Sur le portail « La Bourse de la transmission » du site de BPI France, quelque 9 600 annonces de restaurants à reprendre sont répertoriées.

Pour affiner sa recherche, il suffit d’indiquer ses critères de prix, de chiffre d’affaires et d’effectif. Il est également possible d’opérer à une recherche par département, et non par ville. En effet, aucun détail supplémentaire à la localisation d’un établissement n’est donné. De plus, il faut faire preuve d’imagination, car aucune photo n’est jointe aux annonces. Plusieurs possibilités s’offrent alors aux potentiels repreneurs, comme la reprise d’un fonds de commerce ou d’un droit au bail.

Dans le premier cas, le repreneur n’a plus qu’à façonner à son goût l’établissement qu’il achète puisqu’il est prêt à fonctionner. Dans le second, il paie pour avoir le droit de posséder un bail commercial sur une période limitée. Il devra ainsi créer une affaire dans un local qui n’était pas nécessairement un restaurant au préalable. Mais alors, comment choisir la bonne option tout en s’assurant de la rentabilité de son projet ? Dans une étude comparative menée au premier trimestre 2023, le cabinet Altares a démontré que les défaillances des entreprises dans le secteur CHR ont augmenté de 62 % par rapport à l’année 2022. Quand un futur repreneur connaît ce pourcentage, il a tout intérêt à s’assurer de la faisabilité et de la viabilité de son projet avant de se lancer.

Bâtir son projet

Mélanie Soquet, architecte d’intérieur et Manon Sergent, diplômée d’un CAP de cuisine, mère et fille, ont sauté le pas au début de l’année 2023 et ont repris le restaurant Deli, rue Franklin, dans le 2e arrondissement de Lyon. « Manon travaillait avec moi dans mon showroom et nous sommes allées déjeuner au Deli, c’est à ce moment-là que l’ancien chef nous a informées de sa volonté de vendre », raconte l’entrepreneuse. Elles ont saisi l’occasion pour acheter un droit au bail qui leur a permis de finalement ouvrir Délicieux, leur restaurant.
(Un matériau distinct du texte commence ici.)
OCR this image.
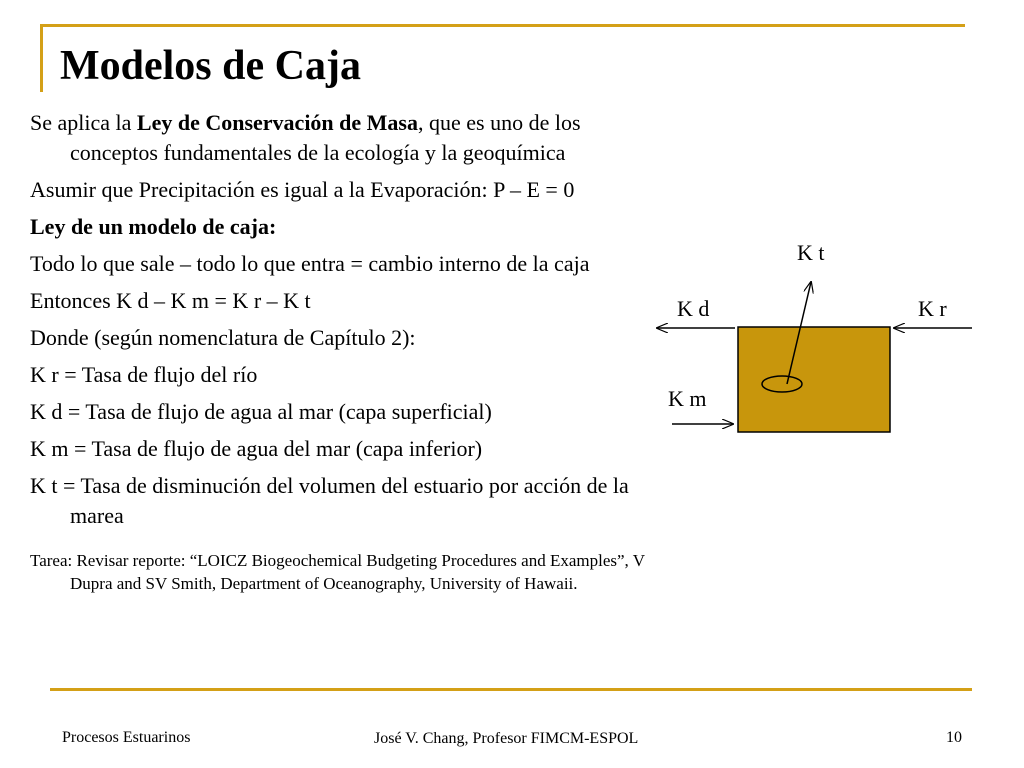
Modelos de Caja

Se aplica la Ley de Conservación de Masa, que es uno de los conceptos fundamentales de la ecología y la geoquímica

Asumir que Precipitación es igual a la Evaporación: P – E = 0

Ley de un modelo de caja:

Todo lo que sale – todo lo que entra = cambio interno de la caja

Entonces K d – K m = K r – K t

Donde (según nomenclatura de Capítulo 2):

K r = Tasa de flujo del río

K d = Tasa de flujo de agua al mar (capa superficial)

K m = Tasa de flujo de agua del mar (capa inferior)

K t = Tasa de disminución del volumen del estuario por acción de la marea

Tarea: Revisar reporte: “LOICZ Biogeochemical Budgeting Procedures and Examples”, V Dupra and SV Smith, Department of Oceanography, University of Hawaii.

K t
K d	K r
K m
Procesos Estuarinos	José V. Chang, Profesor FIMCM-ESPOL	10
Un projet qu’elles avaient derrière la tête depuis quelque temps, puisqu’elles l’ont réfléchi au cours des confinements successifs. « On voulait au départ un lieu capable d’accueillir à la fois l’activité d’architecte d’intérieur de ma mère, le restaurant, mais aussi des événements externes. Il y a toujours un fossé entre ce qu’on écrit, ce qu’on prévoit et la réalité », explique Manon Sergent. Le projet rêvé pendant le confinement a en effet rapidement été confronté à la réalité : pour la taille désirée, l’investissement était trop important. De plus, les deux femmes ne voulaient pas se lancer dans une affaire avec des salariés en place. C’est la raison pour laquelle la vente du droit au bail de l’ancien Deli était pour elles l’occasion à ne pas rater. Elles ont toutefois dû réajuster le projet Délicieux à ce lieu, de par sa superficie très réduite et sa mauvaise localisation. «Si j’avais dû créer le restaurant, je ne me serais jamais installée ici ! On est au bout de la rue Franklin, il n’y a presque rien», déclare l’architecte d’intérieur de formation. L’emplacement est en effet un élément clé et déterminant dans l’établissement du projet. Le duo d’entrepreneuses avait scrupuleusement réfléchi à la meilleure des zones d’implantation à Lyon pour s’établir. Mais, elles ont été rattrapées par le coût du projet imaginé et ont donc racheté dans une zone d’achalandage connue, à une personne de confiance.

Delicieux en travaux
Mélanie Soquet et Manon Sergent, mère et fille, ont repris le restaurant Deli à Lyon (2e), et ouvert Délicieux après quelques travaux. Crédit : Delicieux
Delicieux devanture
Mélanie Soquet et Manon Sergent, mère et fille, ont repris le restaurant Deli à Lyon (2e), et ouvert Délicieux après quelques travaux. Crédit : Delicieux

Le plan de financement

Après neuf mois d’activité, le duo mère fille ne s’est toujours pas versé de salaire. Une situation à laquelle elles étaient préparées, notamment grâce au montage de leur plan financier. Hélène Formery est directrice de la création et de l’entrepreneuriat à BPI France. Selon elle, « le plus gros du travail d’un porteur de projet doit reposer sur le calibrage du dossier de financement. Une fois que la reprise s’effectue, il faut avoir les mains libres d’un point de vue financier, car il y a d’autres sujets auxquels le repreneur sera confronté», affirme-t- elle. En effet, devoir se tourner vers sa banque dans un délai trop court n’aura rien d’aisé. C’est pourquoi, avant de se lancer dans une démarche de recherche, il va de soi pour le futur repreneur d’établir un business plan solide, qui l’aidera à cibler l’établissement adéquat et à mieux prévoir l’avenir.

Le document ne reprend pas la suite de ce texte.